They are very intelligent birds. They use tools, store food, recognize faces. You are the crows. But not only that. A study published in “Science” comes up with something surprising. Ravens have primary or sensory awareness. An ability that has so far only been demonstrated in primates. This is what studio director Andreas Nieder speaks of. “A new way of studying the evolution of consciousness is opening up,” he explains.
The meander of consciousness
Awareness is the ability to perceive yourself and the world around you. In humans, it also means knowing what you know and thinking about that knowledge. It depends on abstract thinking. According to the biologist Gerald Edelman, this is all part of what is known as the secondary consciousness.
For him there is a primary awareness that is considered to be the most basic form of “self-awareness”. It is exclusive to primates. Well, Andreas Nieder’s conclusions say otherwise. Crows belong to the select group of primates. They also have subjective sensations.
They trained two black crows (Corvus corone) in order to be able to examine whether your feelings. An attempt was made to know whether they are influenced by any subjectivity. They learned to move their heads when they saw a visual stimulus on a screen. When they saw a light, they had to shake their heads to say yes. When there was no such light, they didn’t move their heads. Each raven responded to 20,000 signals over dozen of sessions.
While the birds were doing these tests, the scientists recorded their brain activity with electrodes. They saw that when the birds said yes, some neurons began to be active. The activity of the neurons enabled them to predict the raven’s response each time. Most of the screen lights were easy to see. But the researchers introduced very brief or very weak stimuli to put the birds to the test. If there was no subjective experience, ravens would respond the same to these dubious stimuli. But it was not like that.
The origin of the experience
Nieder’s results show that neurons are “influenced by subjective experience”. Or, what is the same, that they themselves “produce subjective experiences”. They give different answers to the same stimulus. According to Nieder, this opens up two scenarios.
On the one hand, it is possible that sensory awareness occurred independently in each species. This mechanism is called convergent evolution in biology. Explain that insects and birds have wings from different origins for the same function.
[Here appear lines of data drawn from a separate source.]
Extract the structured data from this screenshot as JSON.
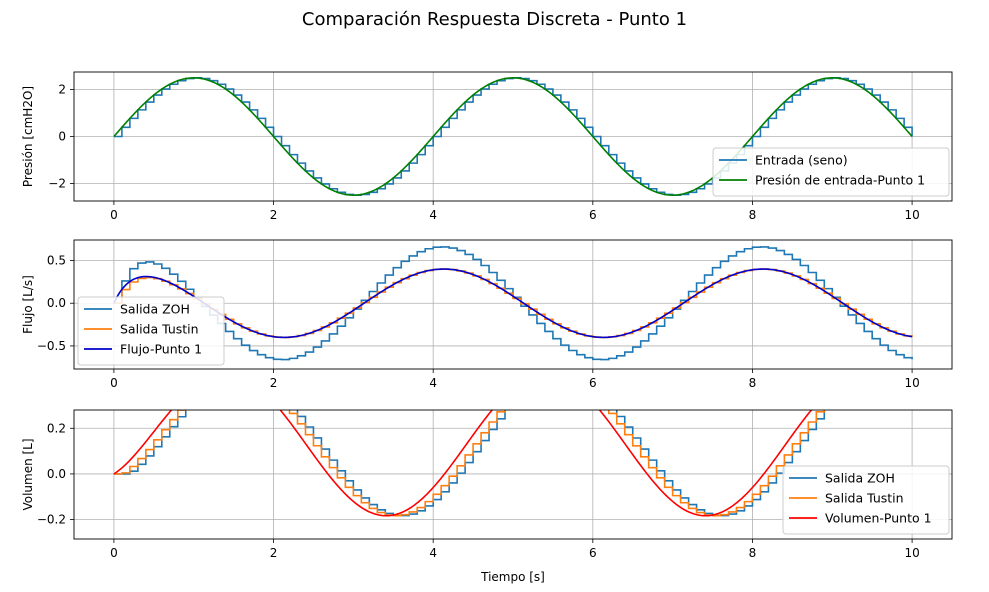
{
  "figure": {
    "title": "Comparación Respuesta Discreta - Punto 1"
  },
  "chart_data": [
    {
      "type": "line",
      "ylabel": "Presión [cmH2O]",
      "xlabel": "",
      "xlim": [
        -0.5,
        10.5
      ],
      "ylim": [
        -2.75,
        2.75
      ],
      "xticks": [
        0,
        2,
        4,
        6,
        8,
        10
      ],
      "yticks": [
        -2,
        0,
        2
      ],
      "grid": true,
      "legend_position": "lower-right",
      "series": [
        {
          "name": "Entrada (seno)",
          "color": "#1f77b4",
          "style": "steps",
          "dt": 0.1,
          "amplitude": 2.5,
          "period": 4,
          "kind": "sin"
        },
        {
          "name": "Presión de entrada-Punto 1",
          "color": "#008000",
          "style": "line",
          "amplitude": 2.5,
          "period": 4,
          "kind": "sin"
        }
      ]
    },
    {
      "type": "line",
      "ylabel": "Flujo [L/s]",
      "xlabel": "",
      "xlim": [
        -0.5,
        10.5
      ],
      "ylim": [
        -0.77,
        0.74
      ],
      "xticks": [
        0,
        2,
        4,
        6,
        8,
        10
      ],
      "yticks": [
        -0.5,
        0.0,
        0.5
      ],
      "grid": true,
      "legend_position": "lower-left",
      "series": [
        {
          "name": "Salida ZOH",
          "color": "#1f77b4",
          "style": "steps",
          "dt": 0.1,
          "amplitude": 0.66,
          "period": 4,
          "phase_deg": 84,
          "tau": 0.2,
          "kind": "response"
        },
        {
          "name": "Salida Tustin",
          "color": "#ff7f0e",
          "style": "steps",
          "dt": 0.1,
          "amplitude": 0.4,
          "period": 4,
          "phase_deg": 82,
          "tau": 0.2,
          "kind": "response"
        },
        {
          "name": "Flujo-Punto 1",
          "color": "#0000cd",
          "style": "line",
          "amplitude": 0.4,
          "period": 4,
          "phase_deg": 78,
          "tau": 0.2,
          "kind": "response"
        }
      ]
    },
    {
      "type": "line",
      "ylabel": "Volumen [L]",
      "xlabel": "Tiempo [s]",
      "xlim": [
        -0.5,
        10.5
      ],
      "ylim": [
        -0.285,
        0.28
      ],
      "xticks": [
        0,
        2,
        4,
        6,
        8,
        10
      ],
      "yticks": [
        -0.2,
        0.0,
        0.2
      ],
      "grid": true,
      "legend_position": "lower-right",
      "series": [
        {
          "name": "Salida ZOH",
          "color": "#1f77b4",
          "style": "steps",
          "dt": 0.1,
          "amplitude": 0.255,
          "period": 4,
          "phase_deg": 0,
          "delay": 0.15,
          "kind": "volume"
        },
        {
          "name": "Salida Tustin",
          "color": "#ff7f0e",
          "style": "steps",
          "dt": 0.1,
          "amplitude": 0.255,
          "period": 4,
          "phase_deg": 0,
          "delay": 0.08,
          "kind": "volume"
        },
        {
          "name": "Volumen-Punto 1",
          "color": "#ff0000",
          "style": "line",
          "amplitude": 0.255,
          "period": 4,
          "phase_deg": 0,
          "delay": 0,
          "kind": "volume"
        }
      ]
    }
  ]
}
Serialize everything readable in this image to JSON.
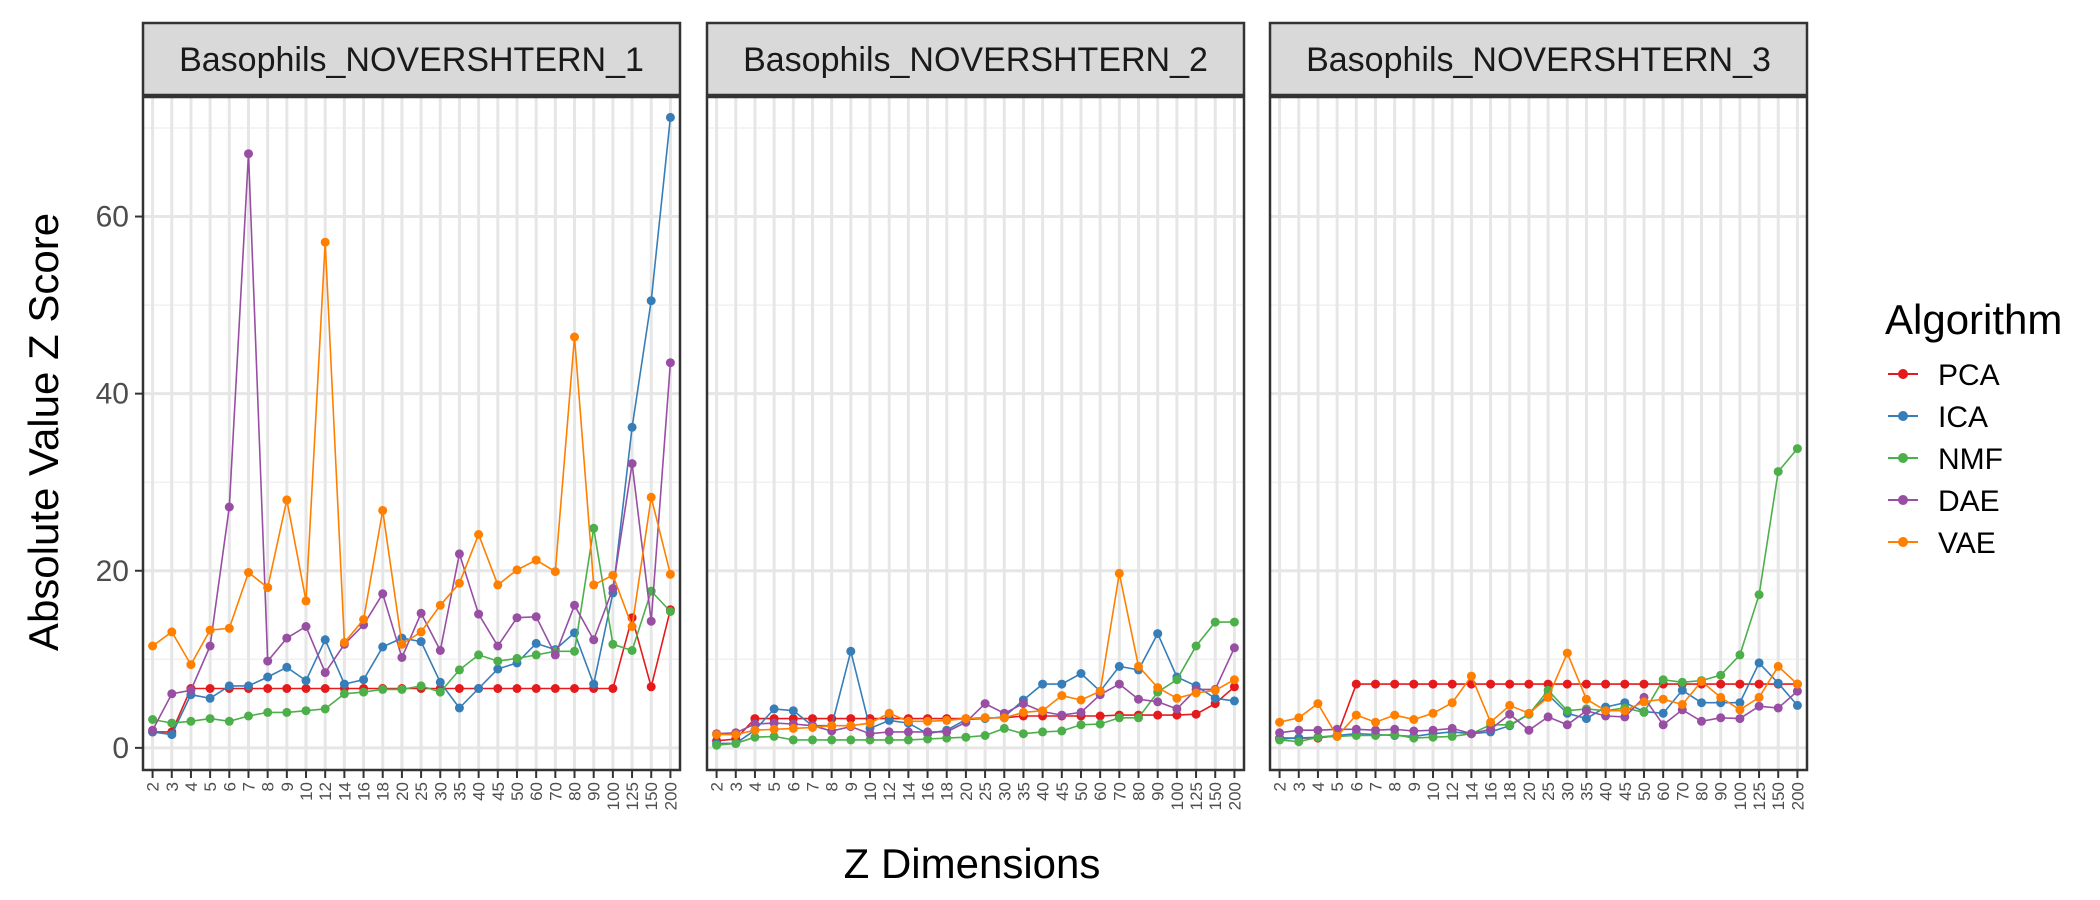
{
  "chart_data": {
    "type": "line",
    "xlabel": "Z Dimensions",
    "ylabel": "Absolute Value Z Score",
    "ylim": [
      -2.5,
      73.5
    ],
    "y_ticks": [
      0,
      20,
      40,
      60
    ],
    "grid": true,
    "legend": {
      "title": "Algorithm",
      "position": "right"
    },
    "categories": [
      "2",
      "3",
      "4",
      "5",
      "6",
      "7",
      "8",
      "9",
      "10",
      "12",
      "14",
      "16",
      "18",
      "20",
      "25",
      "30",
      "35",
      "40",
      "45",
      "50",
      "60",
      "70",
      "80",
      "90",
      "100",
      "125",
      "150",
      "200"
    ],
    "colors": {
      "PCA": "#e41a1c",
      "ICA": "#377eb8",
      "NMF": "#4daf4a",
      "DAE": "#984ea3",
      "VAE": "#ff7f00"
    },
    "panels": [
      {
        "title": "Basophils_NOVERSHTERN_1",
        "series": [
          {
            "name": "PCA",
            "values": [
              1.8,
              1.8,
              6.7,
              6.7,
              6.7,
              6.7,
              6.7,
              6.7,
              6.7,
              6.7,
              6.7,
              6.7,
              6.7,
              6.7,
              6.7,
              6.7,
              6.7,
              6.7,
              6.7,
              6.7,
              6.7,
              6.7,
              6.7,
              6.7,
              6.7,
              14.7,
              6.9,
              15.6
            ]
          },
          {
            "name": "ICA",
            "values": [
              1.8,
              1.5,
              6.0,
              5.6,
              7.0,
              7.0,
              8.0,
              9.1,
              7.6,
              12.2,
              7.2,
              7.7,
              11.4,
              12.4,
              12.0,
              7.4,
              4.5,
              6.7,
              8.9,
              9.6,
              11.8,
              11.1,
              13.0,
              7.2,
              17.5,
              36.2,
              50.5,
              71.2
            ]
          },
          {
            "name": "NMF",
            "values": [
              3.2,
              2.8,
              3.0,
              3.3,
              3.0,
              3.6,
              4.0,
              4.0,
              4.2,
              4.4,
              6.1,
              6.3,
              6.6,
              6.6,
              7.0,
              6.3,
              8.8,
              10.5,
              9.8,
              10.1,
              10.5,
              10.9,
              10.9,
              24.8,
              11.7,
              11.0,
              17.7,
              15.4
            ]
          },
          {
            "name": "DAE",
            "values": [
              2.0,
              6.1,
              6.5,
              11.5,
              27.2,
              67.1,
              9.8,
              12.4,
              13.7,
              8.5,
              11.7,
              13.9,
              17.4,
              10.2,
              15.2,
              11.0,
              21.9,
              15.1,
              11.5,
              14.7,
              14.8,
              10.5,
              16.1,
              12.2,
              18.0,
              32.1,
              14.3,
              43.5
            ]
          },
          {
            "name": "VAE",
            "values": [
              11.5,
              13.1,
              9.4,
              13.3,
              13.5,
              19.8,
              18.1,
              28.0,
              16.6,
              57.1,
              11.9,
              14.5,
              26.8,
              11.7,
              13.1,
              16.1,
              18.6,
              24.1,
              18.4,
              20.1,
              21.2,
              19.9,
              46.4,
              18.4,
              19.5,
              13.7,
              28.3,
              19.6
            ]
          }
        ]
      },
      {
        "title": "Basophils_NOVERSHTERN_2",
        "series": [
          {
            "name": "PCA",
            "values": [
              0.8,
              1.0,
              3.3,
              3.3,
              3.3,
              3.3,
              3.3,
              3.3,
              3.3,
              3.3,
              3.3,
              3.3,
              3.3,
              3.3,
              3.4,
              3.4,
              3.6,
              3.6,
              3.6,
              3.6,
              3.6,
              3.7,
              3.7,
              3.7,
              3.7,
              3.8,
              5.0,
              6.9
            ]
          },
          {
            "name": "ICA",
            "values": [
              0.5,
              0.5,
              2.0,
              4.4,
              4.2,
              2.5,
              2.5,
              10.9,
              2.2,
              3.1,
              2.8,
              1.6,
              2.0,
              3.2,
              3.3,
              3.5,
              5.4,
              7.2,
              7.2,
              8.4,
              6.4,
              9.2,
              8.8,
              12.9,
              8.0,
              7.0,
              5.6,
              5.3
            ]
          },
          {
            "name": "NMF",
            "values": [
              0.3,
              0.5,
              1.2,
              1.3,
              0.9,
              0.9,
              0.9,
              0.9,
              0.9,
              0.9,
              0.9,
              1.0,
              1.1,
              1.2,
              1.4,
              2.2,
              1.6,
              1.8,
              1.9,
              2.6,
              2.7,
              3.4,
              3.4,
              6.3,
              7.7,
              11.5,
              14.2,
              14.2
            ]
          },
          {
            "name": "DAE",
            "values": [
              1.6,
              1.7,
              2.7,
              2.8,
              2.7,
              2.5,
              1.9,
              2.4,
              1.6,
              1.8,
              1.8,
              1.8,
              1.8,
              2.9,
              5.0,
              3.9,
              5.0,
              4.1,
              3.7,
              4.0,
              6.0,
              7.2,
              5.5,
              5.2,
              4.4,
              6.6,
              6.6,
              11.3
            ]
          },
          {
            "name": "VAE",
            "values": [
              1.5,
              1.5,
              2.0,
              2.1,
              2.2,
              2.3,
              2.5,
              2.5,
              2.8,
              3.9,
              3.0,
              3.0,
              3.1,
              3.3,
              3.4,
              3.4,
              4.0,
              4.2,
              5.9,
              5.4,
              6.4,
              19.7,
              9.2,
              6.8,
              5.6,
              6.2,
              6.5,
              7.7
            ]
          }
        ]
      },
      {
        "title": "Basophils_NOVERSHTERN_3",
        "series": [
          {
            "name": "PCA",
            "values": [
              1.1,
              1.1,
              1.1,
              1.4,
              7.2,
              7.2,
              7.2,
              7.2,
              7.2,
              7.2,
              7.2,
              7.2,
              7.2,
              7.2,
              7.2,
              7.2,
              7.2,
              7.2,
              7.2,
              7.2,
              7.2,
              7.2,
              7.2,
              7.2,
              7.2,
              7.2,
              7.2,
              7.2
            ]
          },
          {
            "name": "ICA",
            "values": [
              1.0,
              1.1,
              1.2,
              1.4,
              1.6,
              1.5,
              1.4,
              1.3,
              1.6,
              1.8,
              1.6,
              1.8,
              2.5,
              3.8,
              6.0,
              3.9,
              3.3,
              4.6,
              5.1,
              4.1,
              3.9,
              6.5,
              5.1,
              5.1,
              5.1,
              9.6,
              7.3,
              4.8
            ]
          },
          {
            "name": "NMF",
            "values": [
              0.9,
              0.7,
              1.2,
              1.3,
              1.4,
              1.4,
              1.5,
              1.1,
              1.2,
              1.3,
              1.6,
              2.6,
              2.6,
              3.8,
              6.5,
              4.2,
              4.4,
              4.2,
              4.5,
              4.0,
              7.7,
              7.4,
              7.6,
              8.2,
              10.5,
              17.3,
              31.2,
              33.8
            ]
          },
          {
            "name": "DAE",
            "values": [
              1.7,
              2.0,
              2.0,
              2.1,
              2.1,
              2.0,
              2.1,
              1.9,
              2.0,
              2.2,
              1.6,
              2.1,
              3.8,
              2.0,
              3.5,
              2.6,
              4.2,
              3.6,
              3.5,
              5.7,
              2.6,
              4.3,
              3.0,
              3.4,
              3.3,
              4.7,
              4.5,
              6.4
            ]
          },
          {
            "name": "VAE",
            "values": [
              2.9,
              3.4,
              5.0,
              1.3,
              3.7,
              2.9,
              3.7,
              3.2,
              3.9,
              5.1,
              8.1,
              2.9,
              4.8,
              3.9,
              5.7,
              10.7,
              5.5,
              4.2,
              4.2,
              5.2,
              5.5,
              4.9,
              7.5,
              5.7,
              4.3,
              5.7,
              9.2,
              7.2
            ]
          }
        ]
      }
    ]
  }
}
There is another option. The last common ancestor of ravens and mammals existed 320 million years ago. Perhaps that’s why they share a mechanism that explains this ability.
Martin Stacho, biopsychologist at the Ruhr University, explains this on “Sciencealert.com”. The brain architecture of pigeons, owls, and mammals is strikingly similar. Ravens have a primordial consciousness and perhaps this is more common in birds than previously assumed. The question that remains to be answered is whether an animal has a secondary consciousness besides humans … and is aware that it is conscious.